It is a financial and social bomb whose spectre has been hovering for more than twenty years: the question of financing the dependency of the elderly has still not been resolved despite the expected explosion in the number of people concerned.
An overview of the issues surrounding the 80th anniversary of Social Security, a branch of which has been specifically dedicated, since 2021, to the loss of autonomy.
What are we talking about?
The observation is well known: France is aging. At the beginning of 2024, those over 60 represented more than one in four people (27.7%) compared to 19.6% in 1994. Those over 75 are expected to increase from 10.4% of the population to 16.4% in 2050, according to INSEE.
The number of elderly people experiencing loss of autonomy—needing assistance with dressing, washing, eating, moving, or experiencing impaired mental functioning—is following the same trajectory. Their number is expected to reach nearly 4 million by 2050, compared to just over 2 million in 2015.
What cost?
Currently, the cost of elderly dependency is estimated at 30 billion euros – or 1.4 percentage points of GDP – each year on average. More than three-quarters of this amount is financed by public authorities – notably the allowance for the elderly (Apa) – the remainder is borne by households.
With the growing number of elderly people, the overall cost is expected to unsurprisingly soar in the coming decades. According to a 2017 study by the Drees (French Department for Economic Affairs and Finance), public spending is expected to increase sharply by 2060, reaching 2.07 percentage points of GDP, and total spending would almost double, reaching 2.78 percentage points of GDP.
What are the options?
To finance this new trajectory, several ideas regularly come up: strengthening prevention, introducing a second solidarity day, an increase in the CSG or a contribution dedicated to loss of autonomy, making retirees "who can afford it" contribute, or even seven hours of unpaid additional work.
Individual financing options are also mentioned, such as the creation of a compulsory insurance contract or a mutualized life annuity system.
But so far, none of these have materialized. Only the fifth branch of Social Security, dedicated to loss of autonomy, has been established and operational since 2021, but it lacks sufficient resources.
Why is it slipping?
This funding reform is nothing new: it was successively promised by Nicolas Sarkozy, François Hollande, and Emmanuel Macron—but never implemented. And for good reason: "these are eminently political decisions," notes Ilona Delouette, a health economics researcher at IMT Nord Europe.
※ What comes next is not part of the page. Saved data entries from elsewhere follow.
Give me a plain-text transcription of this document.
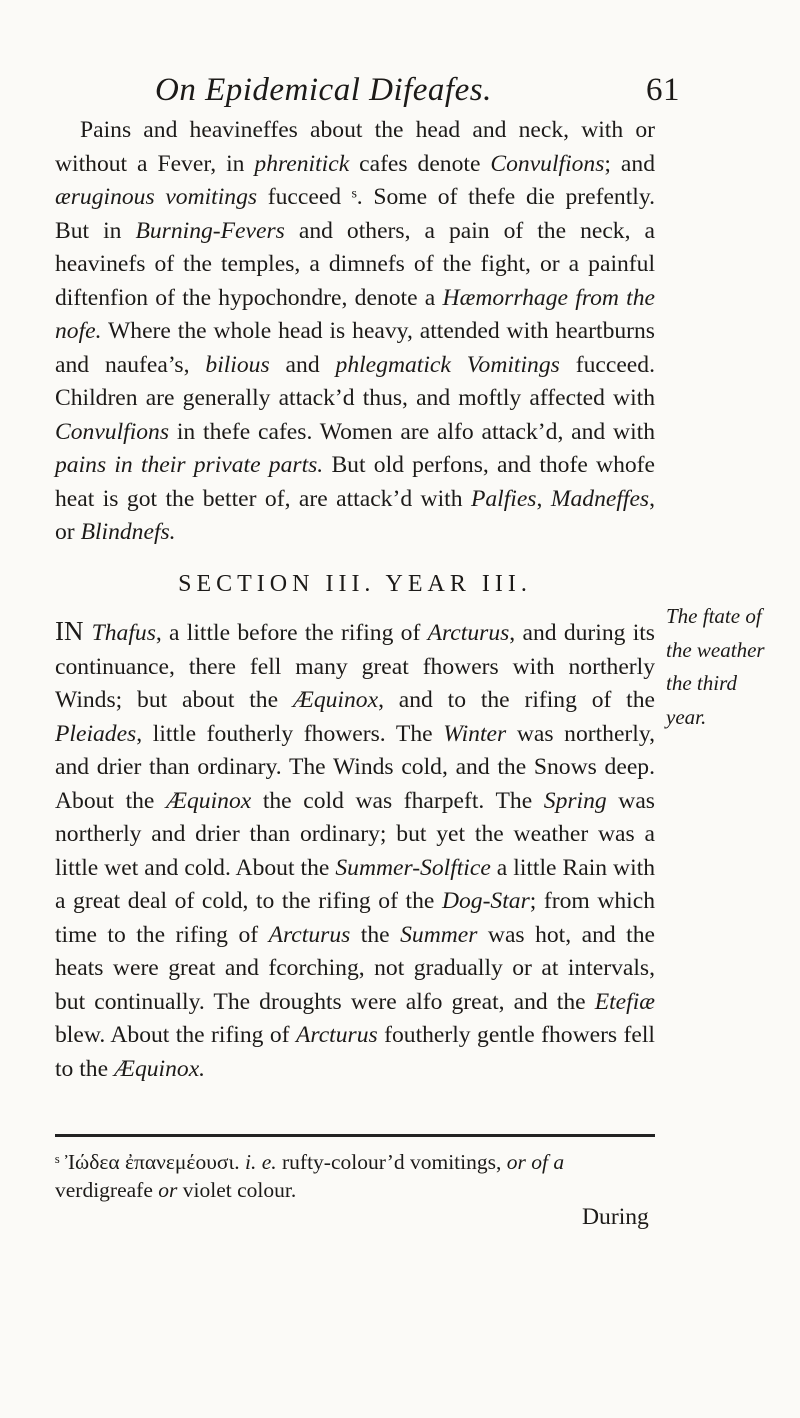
On Epidemical Difeafes.	61

Pains and heavineffes about the head and neck, with or without a Fever, in phrenitick cafes denote Convulfions; and æruginous vomitings fucceed ˢ. Some of thefe die prefently. But in Burning-Fevers and others, a pain of the neck, a heavinefs of the temples, a dimnefs of the fight, or a painful diftenfion of the hypochondre, denote a Hæmorrhage from the nofe. Where the whole head is heavy, attended with heartburns and naufea’s, bilious and phlegmatick Vomitings fucceed. Children are generally attack’d thus, and moftly affected with Convulfions in thefe cafes. Women are alfo attack’d, and with pains in their private parts. But old perfons, and thofe whofe heat is got the better of, are attack’d with Palfies, Madneffes, or Blindnefs.

SECTION III. YEAR III.

IN Thafus, a little before the rifing of Arcturus, and during its continuance, there fell many great fhowers with northerly Winds; but about the Æquinox, and to the rifing of the Pleiades, little foutherly fhowers. The Winter was northerly, and drier than ordinary. The Winds cold, and the Snows deep. About the Æquinox the cold was fharpeft. The Spring was northerly and drier than ordinary; but yet the weather was a little wet and cold. About the Summer-Solftice a little Rain with a great deal of cold, to the rifing of the Dog-Star; from which time to the rifing of Arcturus the Summer was hot, and the heats were great and fcorching, not gradually or at intervals, but continually. The droughts were alfo great, and the Etefiæ blew. About the rifing of Arcturus foutherly gentle fhowers fell to the Æquinox.

The ftate of
the weather
the third
year.
ˢ Ἰώδεα ἐπανεμέουσι. i. e. rufty-colour’d vomitings, or of a verdigreafe or violet colour.
During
"The social security contribution, or the CSG point, is the largest tax base, so it's what would bring in the most," she emphasizes. "But it's a total taboo."
The creation of a contribution dedicated to loss of autonomy has "the advantage of being simple and clear" but has "the disadvantage of increasing social security contributions on earned income and pensions alone", noted the Economic, Social and Environmental Council (CESE) in 2024.
What consequences?
Time is running out: the current trajectory "will not allow our country to face its responsibilities," warned Jean-René Lecerf, president of the National Solidarity Fund for Autonomy, at the end of 2024.
"We are pursuing an interesting and responsible policy, but it is a policy that I would describe as being one of continual change, as if the storm of our aging population, now but even more so from 2030, did not exist," he added.
If nothing is done, the consequences could potentially be serious, especially for households whose remaining costs would increase considerably, warn specialists.
In the absence of revaluation of professionals, the sector is also likely to quickly face a shortage of qualified labor, which will in turn degrade the quality of support for dependent people.
The burden is also expected to increase on caregivers, a level of exhaustion that could ultimately impact the country's productivity.